Roman representations of the orator during the last century of the Republic

Burnand, Christopher John January 2000 (has links)
The aim of this thesis is to explore the various ways in which Romans constructed the orator's role during this period. I emphasize that the orator was a central figure in Late Republican Rome and that a rhetorical training and an ability to speak in public - whether in the courts, in the senate house or in contiones - could be seen as essential attributes for the leading public figures of this time. In this way the thesis contributes to recent work which has stressed that the political system at Rome can be seen as a form of democracy. My chapters are arranged according to the texts which I have used as evidence in each. The first examines the surviving rhetorical handbooks and dialogues, and argues that there was a thriving and agonistic market for rhetorical education at Rome. Greek ideas were reshaped to suit the Roman socio-political world and its different practices, such as advocacy. Roman orators engaged in heated polemic over the best style of speaking, providing further evidence that the world of the forum was highly competitive.
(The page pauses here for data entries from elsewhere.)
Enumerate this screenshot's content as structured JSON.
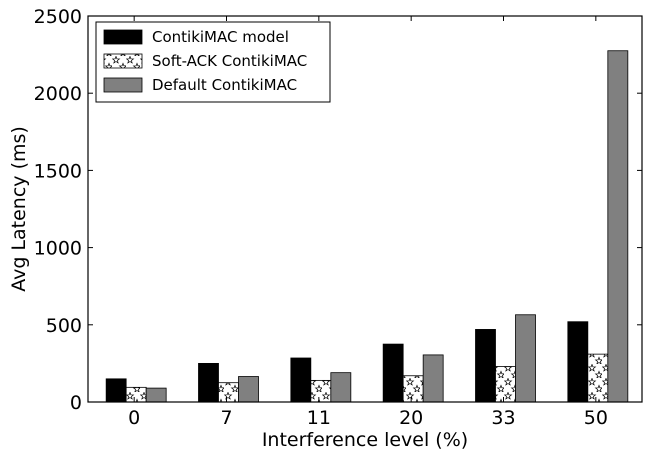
{
  "chart_data": {
    "type": "bar",
    "categories": [
      "0",
      "7",
      "11",
      "20",
      "33",
      "50"
    ],
    "series": [
      {
        "name": "ContikiMAC model",
        "values": [
          150,
          250,
          285,
          375,
          470,
          520
        ],
        "color": "#000000",
        "pattern": "solid"
      },
      {
        "name": "Soft-ACK ContikiMAC",
        "values": [
          95,
          125,
          140,
          170,
          230,
          310
        ],
        "color": "#ffffff",
        "pattern": "stars"
      },
      {
        "name": "Default ContikiMAC",
        "values": [
          90,
          165,
          190,
          305,
          565,
          2275
        ],
        "color": "#808080",
        "pattern": "solid"
      }
    ],
    "xlabel": "Interference level (%)",
    "ylabel": "Avg Latency (ms)",
    "ylim": [
      0,
      2500
    ],
    "yticks": [
      0,
      500,
      1000,
      1500,
      2000,
      2500
    ],
    "grid": false,
    "legend_position": "top-left"
  }
}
The second chapter uses a selection of Cicero's judicial speeches to argue that a Roman advocate could use a wide variety of strategies, both in portraying his relationship with his client, and in presenting his own persona. The third chapter focuses upon Cicero's Philippics, and explores the ways in which an orator could present his relationship - and establish his authority - with his audience, through his selection of arguments, such as the use of exempla. The final two chapters broaden the horizons of the work: the former uses the fragments of Cato the Elder and Gaius Gracchus to suggest that earlier Romans had used similar devices in developing their self-portrayals. The latter explores the historical texts of Caesar and Sallust, the only surviving evidence which sets the speech-act within the contexts of opposing orations and of audience responses. I conclude with an appendix on the published versions of the speeches.